The province’s largest ceremony took place at Victory Square in downtown Vancouver, where crowds spilled out onto Cambie and Hastings streets to help pay tribute at the cenotaph.
The service began at 10 a.m. with a performance by the Vancouver Bach Youth Choir and Sarabande, followed by a combined performance by Vancouver Fire and Rescue Services and the Regimental Pipes and Drums of the Seaforth Highlanders of Canada, who sang Canadian singer Leonard Cohen’s Hallelujah.Two minutes of silence were held at 11 a.m., following a sounding of The Last Post. The 15th Field Artillery Regiment then performed a 21-gun salute at Portside Park.
Horn players sounded the Lament and Rouse, and the Royal Canadian Air Force performed a flyby as In Flanders Fields was sung by the Vancouver Bach Youth Choir and Sarabande.
Every year, a young person writes and performs a poem for Vancouver’s service. This year’s poem, A Phantom Pain, was read to the crowd by Cameron Elliot, a Grade 11 student at Vancouver’s Fraser Academy.
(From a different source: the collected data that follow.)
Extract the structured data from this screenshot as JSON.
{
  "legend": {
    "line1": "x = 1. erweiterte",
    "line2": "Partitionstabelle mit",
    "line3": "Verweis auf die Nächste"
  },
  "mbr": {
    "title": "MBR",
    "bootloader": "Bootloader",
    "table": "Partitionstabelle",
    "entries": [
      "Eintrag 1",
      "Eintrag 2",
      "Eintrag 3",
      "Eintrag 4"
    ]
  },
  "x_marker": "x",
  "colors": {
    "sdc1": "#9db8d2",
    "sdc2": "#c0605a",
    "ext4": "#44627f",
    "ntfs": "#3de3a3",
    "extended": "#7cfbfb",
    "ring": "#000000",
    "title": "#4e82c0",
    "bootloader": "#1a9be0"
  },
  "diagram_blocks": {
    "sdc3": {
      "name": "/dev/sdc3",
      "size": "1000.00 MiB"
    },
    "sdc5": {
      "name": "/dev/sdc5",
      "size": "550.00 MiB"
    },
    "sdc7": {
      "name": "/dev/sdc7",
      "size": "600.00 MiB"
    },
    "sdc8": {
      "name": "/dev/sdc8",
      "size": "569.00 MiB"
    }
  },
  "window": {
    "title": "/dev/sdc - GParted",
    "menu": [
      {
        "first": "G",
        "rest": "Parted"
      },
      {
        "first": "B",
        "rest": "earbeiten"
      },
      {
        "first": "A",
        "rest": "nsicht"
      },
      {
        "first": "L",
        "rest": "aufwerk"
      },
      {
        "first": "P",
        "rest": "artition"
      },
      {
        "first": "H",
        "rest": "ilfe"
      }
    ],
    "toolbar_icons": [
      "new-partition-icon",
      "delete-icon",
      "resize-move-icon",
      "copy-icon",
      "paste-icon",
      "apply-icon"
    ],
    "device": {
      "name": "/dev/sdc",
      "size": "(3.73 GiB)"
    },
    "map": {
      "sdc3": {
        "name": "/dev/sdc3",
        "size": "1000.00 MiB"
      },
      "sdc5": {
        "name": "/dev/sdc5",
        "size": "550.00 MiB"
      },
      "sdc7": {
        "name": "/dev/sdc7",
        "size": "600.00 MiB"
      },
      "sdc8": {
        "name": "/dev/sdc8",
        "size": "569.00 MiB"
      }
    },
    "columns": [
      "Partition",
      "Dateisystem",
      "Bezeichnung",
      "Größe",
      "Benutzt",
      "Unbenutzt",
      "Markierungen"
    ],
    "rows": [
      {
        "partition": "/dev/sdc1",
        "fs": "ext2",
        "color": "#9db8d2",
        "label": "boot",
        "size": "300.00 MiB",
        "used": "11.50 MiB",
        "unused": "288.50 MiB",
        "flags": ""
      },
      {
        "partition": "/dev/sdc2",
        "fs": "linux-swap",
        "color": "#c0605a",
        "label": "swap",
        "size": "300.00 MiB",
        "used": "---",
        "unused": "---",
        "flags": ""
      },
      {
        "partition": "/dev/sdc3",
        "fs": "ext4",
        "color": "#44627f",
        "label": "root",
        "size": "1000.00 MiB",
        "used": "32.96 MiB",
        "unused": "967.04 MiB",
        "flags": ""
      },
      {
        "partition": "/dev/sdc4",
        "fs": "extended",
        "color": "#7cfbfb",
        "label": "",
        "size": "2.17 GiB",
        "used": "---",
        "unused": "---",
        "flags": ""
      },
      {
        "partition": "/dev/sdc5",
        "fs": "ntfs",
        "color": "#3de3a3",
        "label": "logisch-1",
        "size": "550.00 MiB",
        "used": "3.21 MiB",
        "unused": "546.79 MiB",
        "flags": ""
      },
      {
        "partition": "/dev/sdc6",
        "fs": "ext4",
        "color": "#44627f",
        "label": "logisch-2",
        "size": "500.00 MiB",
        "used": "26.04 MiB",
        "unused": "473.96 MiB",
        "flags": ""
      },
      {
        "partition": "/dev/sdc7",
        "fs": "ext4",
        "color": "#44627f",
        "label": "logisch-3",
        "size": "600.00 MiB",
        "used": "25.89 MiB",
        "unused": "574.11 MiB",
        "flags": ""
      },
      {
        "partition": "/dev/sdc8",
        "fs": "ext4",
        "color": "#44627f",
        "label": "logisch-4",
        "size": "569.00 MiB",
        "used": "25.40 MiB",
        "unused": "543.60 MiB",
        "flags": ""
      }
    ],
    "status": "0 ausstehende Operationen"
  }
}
Vancouver Mayor Kennedy Stewart laid a ceremonial wreath on behalf of the city, while Defence Minister and Vancouver South MP Harjit Sajjan laid one for the government of Canada.
Among the most affecting moments in the ceremony was the arrival of 99-year-old Paul DeLorme, a Metis man who served with the South Saskatchewan Regiment in the Second World War, who came to lay a long-stemmed white rose at the cenotaph to honour his fallen comrades.
As DeLorme — who was wounded in the 1942 Dieppe Raid and kept as a prisoner of war for three years — was introduced, the crowd spontaneously broke out into applause.
Another veteran Penny Sterling, who served as a sergeant in the Royal Air Force during the Second World War, placed her own rose on the cenotaph as well.